Defizit Durch die gute Einnahmesituation können die Kostensteigerungen weitestgehend aufgefangen werden. Deshalb sinkt das geplante Defizit erneut, und zwar deutlich um 76 300 Euro auf 480 500 Euro. Die notwendigen Eigenkapitalverstärkungen zur Deckung des Defizites tragen Stadt und Landkreis Hof entsprechend ihrer Gesellschaftsanteile an der Flughafen GmbH. „Wir freuen uns, trotz konservativer Planung das geplante Defizit erneut verringern zu können – und das trotz der gestiegenen Kostenseite“, freut sich Geschäftsführer Kaußler. „Wir arbeiten stets darauf hin, dass in naher Zukunft keine Eigenkapitalverstärkungen mehr notwendig sind.“
Das wäre eine positive Nachricht für Stadt und Landkreis Hof, die die Gelder bereitstellen müssen.

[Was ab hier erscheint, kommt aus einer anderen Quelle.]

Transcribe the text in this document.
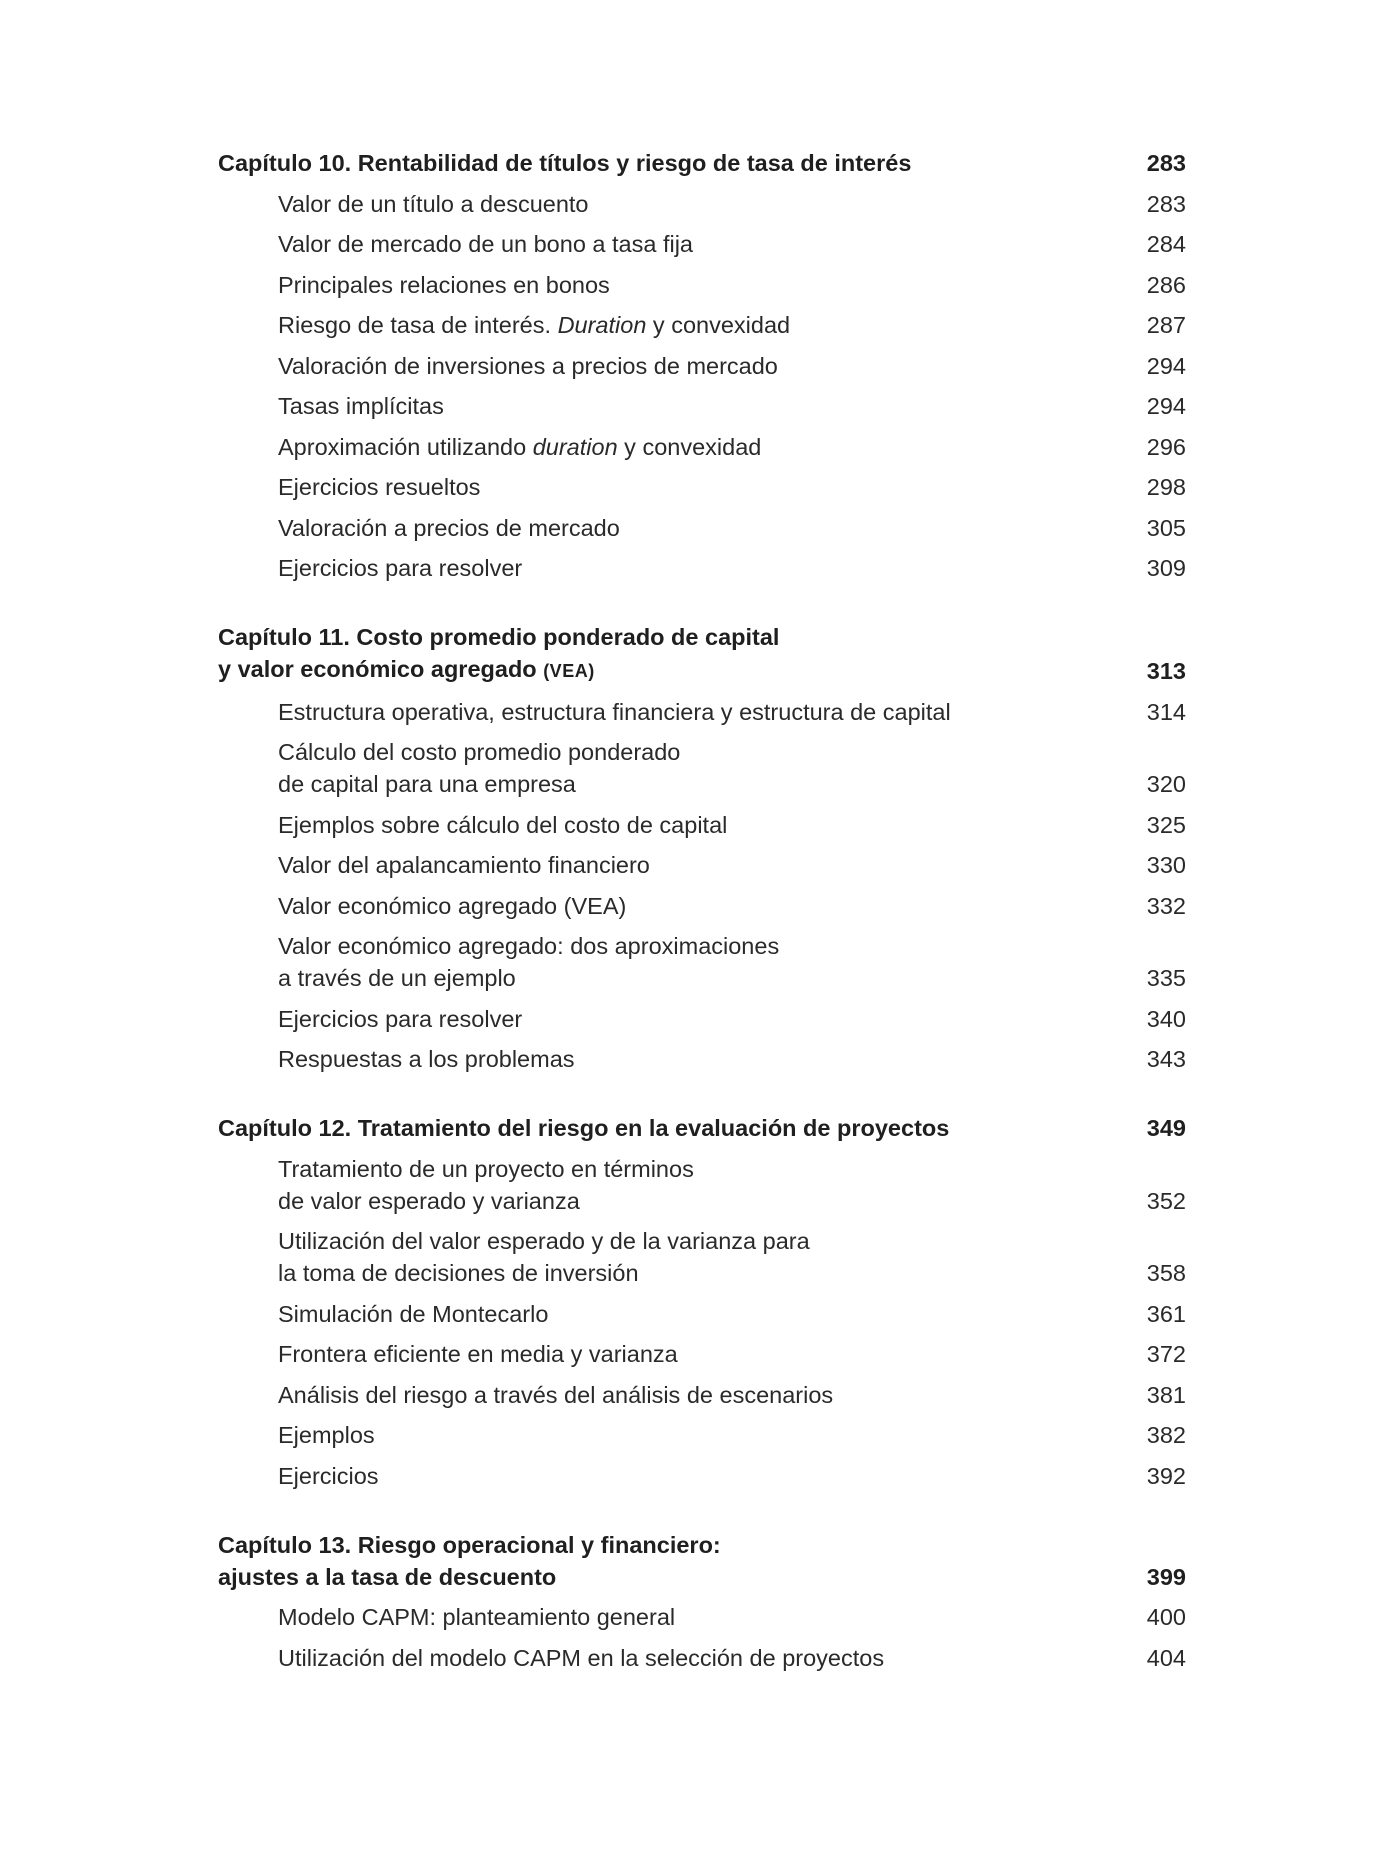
Capítulo 10. Rentabilidad de títulos y riesgo de tasa de interés	283
Valor de un título a descuento	283
Valor de mercado de un bono a tasa fija	284
Principales relaciones en bonos	286
Riesgo de tasa de interés. Duration y convexidad	287
Valoración de inversiones a precios de mercado	294
Tasas implícitas	294
Aproximación utilizando duration y convexidad	296
Ejercicios resueltos	298
Valoración a precios de mercado	305
Ejercicios para resolver	309
Capítulo 11. Costo promedio ponderado de capital
y valor económico agregado (VEA)	313
Estructura operativa, estructura financiera y estructura de capital	314
Cálculo del costo promedio ponderado
de capital para una empresa	320
Ejemplos sobre cálculo del costo de capital	325
Valor del apalancamiento financiero	330
Valor económico agregado (VEA)	332
Valor económico agregado: dos aproximaciones
a través de un ejemplo	335
Ejercicios para resolver	340
Respuestas a los problemas	343
Capítulo 12. Tratamiento del riesgo en la evaluación de proyectos	349
Tratamiento de un proyecto en términos
de valor esperado y varianza	352
Utilización del valor esperado y de la varianza para
la toma de decisiones de inversión	358
Simulación de Montecarlo	361
Frontera eficiente en media y varianza	372
Análisis del riesgo a través del análisis de escenarios	381
Ejemplos	382
Ejercicios	392
Capítulo 13. Riesgo operacional y financiero:
ajustes a la tasa de descuento	399
Modelo CAPM: planteamiento general	400
Utilización del modelo CAPM en la selección de proyectos	404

Aufgrund der Haushaltslage der Kommunen „haben wir alle Posten nochmals auf den Prüfstand gestellt und entsprechend den Plan abgestimmt“, erkärt Kaußler. „Die Kämmerer freuen sich, dass erneut weniger Geld zur Verfügung gestellt werden muss.“
Bemühen um neue Kunden Helfen, dass das Ziel „Schwarze Null“ erreicht wird, soll auch eine gute Außendarstellung als Flughafen für die allgemeine Luftfahrt und den Business-Bereich. „Wir werden im kommenden Jahr versuchen, auf speziellen Luftfahrt-Messen neue Kunden zu gewinnen und uns als Verkehrslandeplatz für den Business-Bereich weiter ins Gespräch zu bringen“, erklärt Kaußler.